Coopération maximum entre les micro-organismes marins

Malgré des ressources nutritives globalement limitées, la surface des océans est peuplée d’une diversité incroyable de microorganismes pourtant a priori en compétition. C’est le paradoxe du plancton

Les microbes marins interagissent constamment entre eux et avec leur environnement, formant des réseaux complexes et dynamiques. Les interactions de ces communautés jouent un rôle écologique crucial pour notre planète.

Ils soutiennent la fixation de dioxyde de carbone et la production d’oxygène via la photosynthèse, en formant la base de la chaîne alimentaire marine, et aussi en régulant le climat. Il est fondamental d’approfondir notre compréhension des interactions trophiques microbiennes étant donné leur capacité à moduler les cycles biogéochimiques, la diversification, et le climat.

La plupart de ces microbes étant difficiles à isoler et à cultiver en laboratoire, la recherche commence à peine à saisir la complexité et la diversité des interactions microbiennes et des interactions symbiotiques qui existent dans la nature. Les récentes campagnes océanographiques à grande échelle des écosystèmes marins (Tara Océans, par exemple) ont récolté des données de génomique environnementale (ou métagénomique) massives qui permettent de reconstruire la diversité génomique du microbiome marin.
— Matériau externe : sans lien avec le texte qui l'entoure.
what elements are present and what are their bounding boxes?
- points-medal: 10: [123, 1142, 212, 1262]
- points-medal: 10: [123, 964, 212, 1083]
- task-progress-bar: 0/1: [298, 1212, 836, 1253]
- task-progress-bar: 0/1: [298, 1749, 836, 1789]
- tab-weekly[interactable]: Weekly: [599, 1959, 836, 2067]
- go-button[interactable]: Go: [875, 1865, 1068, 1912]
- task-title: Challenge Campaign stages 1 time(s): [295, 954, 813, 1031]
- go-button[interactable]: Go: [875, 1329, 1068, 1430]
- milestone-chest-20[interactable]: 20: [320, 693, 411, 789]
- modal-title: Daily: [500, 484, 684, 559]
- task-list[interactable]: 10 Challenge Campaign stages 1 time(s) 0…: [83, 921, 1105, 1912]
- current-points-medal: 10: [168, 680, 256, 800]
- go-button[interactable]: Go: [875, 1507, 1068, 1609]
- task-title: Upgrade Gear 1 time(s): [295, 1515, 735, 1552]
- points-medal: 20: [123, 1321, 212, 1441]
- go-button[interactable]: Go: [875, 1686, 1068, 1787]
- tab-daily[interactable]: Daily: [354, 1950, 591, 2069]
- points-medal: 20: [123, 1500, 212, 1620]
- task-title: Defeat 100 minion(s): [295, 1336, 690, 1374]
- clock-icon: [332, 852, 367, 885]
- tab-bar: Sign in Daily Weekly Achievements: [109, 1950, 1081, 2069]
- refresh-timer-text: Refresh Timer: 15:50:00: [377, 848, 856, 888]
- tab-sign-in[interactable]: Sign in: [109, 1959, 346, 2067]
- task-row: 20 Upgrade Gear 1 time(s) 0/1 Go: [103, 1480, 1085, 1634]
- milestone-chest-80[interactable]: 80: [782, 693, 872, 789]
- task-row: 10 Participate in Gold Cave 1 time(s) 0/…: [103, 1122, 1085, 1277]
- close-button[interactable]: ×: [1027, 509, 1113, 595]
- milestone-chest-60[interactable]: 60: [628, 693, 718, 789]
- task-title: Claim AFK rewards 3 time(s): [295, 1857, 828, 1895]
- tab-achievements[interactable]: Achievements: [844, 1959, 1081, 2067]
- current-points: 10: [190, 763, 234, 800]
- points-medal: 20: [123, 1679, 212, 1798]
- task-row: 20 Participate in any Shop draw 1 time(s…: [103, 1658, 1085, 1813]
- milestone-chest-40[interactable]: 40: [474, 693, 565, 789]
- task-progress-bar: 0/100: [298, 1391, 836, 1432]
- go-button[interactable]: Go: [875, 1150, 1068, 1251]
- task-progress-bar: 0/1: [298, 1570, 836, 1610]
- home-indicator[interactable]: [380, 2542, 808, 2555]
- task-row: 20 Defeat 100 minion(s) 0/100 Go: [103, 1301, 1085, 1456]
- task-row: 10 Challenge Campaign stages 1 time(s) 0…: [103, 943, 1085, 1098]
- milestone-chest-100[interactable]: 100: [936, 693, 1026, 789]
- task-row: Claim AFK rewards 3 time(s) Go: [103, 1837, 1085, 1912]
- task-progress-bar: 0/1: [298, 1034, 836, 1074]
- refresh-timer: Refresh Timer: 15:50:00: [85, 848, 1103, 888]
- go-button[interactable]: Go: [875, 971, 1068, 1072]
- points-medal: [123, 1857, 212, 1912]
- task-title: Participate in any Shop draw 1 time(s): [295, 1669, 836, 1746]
Dans le but d’identifier les consortia de plancton marin à l’échelle mondiale, et de révéler les mécanismes moléculaires influençant leur auto-organisation, une équipe de chercheurs duLS2Net de l’IBENS (CNRS, École Normale Supérieure, Inserm, Université PSL), dirigée par Samuel Chaffron, chargé de recherche CNRS au LS2N, a développé une nouvelle modélisation intégrant information écologique et métabolique (voir illustration ci-dessous) afin de prédire les interactions trophiques potentielles au sein de ces consortia. Grâce aux données Tara Océans, l’intégration d’information écologique sous la forme d’un graphe de génomes co-occurrents globalement, avec des simulations métaboliques des communautés identifiées, a permis de révéler des interdépendances métaboliques principalement médiées par des échanges de certaines vitamines B et d’acides aminés particuliers. Ces prédictions, principalement observées parmi des génomes de petite taille, soulignent leur importance comme mécanisme évolutif global façonnant l’assemblage des communautés de plancton dans l’océan mondial.

Le cadre de modélisation écologique et métabolique développé ici a révélé les fondements génomiques des interdépendances métaboliques prédites qui déterminent l’activité et l’assemblage des communautés de plancton dans l’océan. Il a aussi permis de prédire des interactions métaboliques trophiques entre les cellules les plus abondantes dans l’océan (par exemple, Prochlorococcus et Pelagibacter). Enfin, le cadre informatique développé ici peut directement être appliqué à l’étude d’autres écosystèmes microbiens, dans lesquels les prédictions mécanistes des interactions biotiques peuvent également servir à concevoir de nouvelles hypothèses biologiques et écologiques sur notre planète en pleine mutation.